J'avais visité Brouage à la mi-septembre.
S'il était demandé d'être prudent, nombre de commerces étaient encore ouverts. On déambulait sur les rues pavées et visitait les galeries d'art qui lui donnaient un petit air de Saint-Paul-de-Vence, en plus modeste, mais charmant.
Il était agréable de s'imaginer prendre l'air marin depuis les remparts et de guetter un vol d'aigrette, reine au sein de cette réserve naturelle.

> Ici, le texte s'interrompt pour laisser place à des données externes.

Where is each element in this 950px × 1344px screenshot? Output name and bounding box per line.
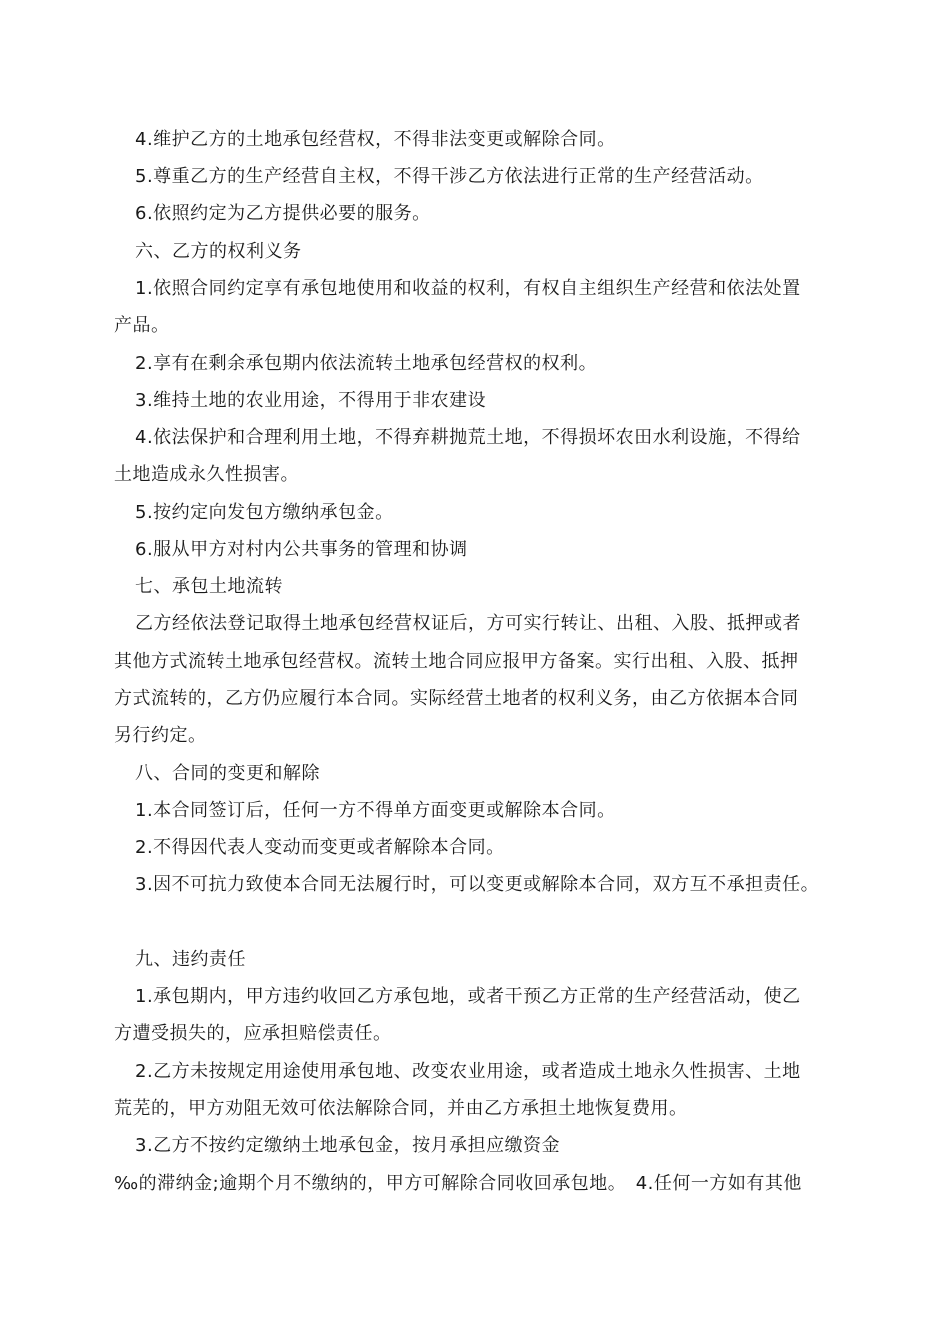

J'avais découvert la reconnaissance que les québécois vouent à un enfant du pays, Samuel de Champlain (1567-1635) lequel après avoir découvert le Canada ouvrit la porte de l’immigration charentaise vers ce nouveau monde qui attira les esprits les plus entreprenants.
J'ai profité d'un aménagement du confinement pour retraverser la ville le 2 décembre dernier. Malgré le soleil, les rues étaient désertes et son éloignement du littoral semblait la cause d'une désaffection qui n'avait aucun rapport avec cette évolution.
Comment imaginer dans ces conditions que Brouage fut autrefois un port stratégique concurrent de La Rochelle ? La bourgade semble perdue à une dizaine de kilomètres du rivage. Comme quoi tandis que la mer grignote du terrain d'un côté, elle le rend d'un autre.Si l'on y voit encore de l'eau c'est celle des marais qui l'entourent. Les remparts sont demeurés intacts, à l'exception de la porte d’Hiers, au sud, partiellement détruite, qui ouvre sur la place d’Armes et les anciennes casernes. Les fortifications sont imposantes, composées de sept bastions reliés par des courtines de onze mètres de haut et ponctués d'une vingtaine d'échauguettes d'où l'on aperçoit la mer au lointain.
Ces murs ont été construits entre 1630 et 1640 sous la volonté de Richelieu. On pouvait alors entreposer dans la poudrière jusqu'à vingt tonnes de poudre. La gloire de la place fut aussi rapide que l'arrivée de son déclin. Elle ne resta pas longtemps concurrente de La Rochelle. Comment aurait-elle pu se maintenir alors que le port s'envasait ? Et puis Rochefort lui fit de l'ombre.
Brouage déclina, fut abandonnée par les militaires même si de nombreuses écoles subsistent dans la région.La ville fut le théâtre de plusieurs épisodes épisodes historiques. En septembre 1659, c'est là que le jeune Louis XIV (il n'a que 21 ans) revoit pour la dernière Marie Mancini dont il est éperdument amoureux mais à qui il devra renoncer pour épouser Marie-Thérèse d'Autriche. Un escalier porte son nom, rappelant sa tristesse.
Un autre personnage célèbre a marqué la ville au XVII° siècle, Champlain, l'officier de marine cité plus haut qui entreprit son périple au Canada dès 1603. Il fit récit de ses voyages et découvertes auprès de ceux qu'il désigna sous le terme d'"Indiens sauvages".
Cinq ans après son départ, Brouage édifie l'église Saint-Pierre, à laquelle les Québécois offrirent sept vitraux illustrant la fondation de Québec.
Ce vitrail (ci-dessus) représente l'île Sainte-Croix et une statuette d'amérindienne est placée sur l'autel. Le vitrail de droite (ci-dessous) représente Montréal.
Une plaque mentionne que le vœu formulé par Champlain que l’on parle français au Québec a été exhaussé. C'est une consolation post-mortem pour cet homme, chassé par les anglais en 1629 du pays qu'il aima tant.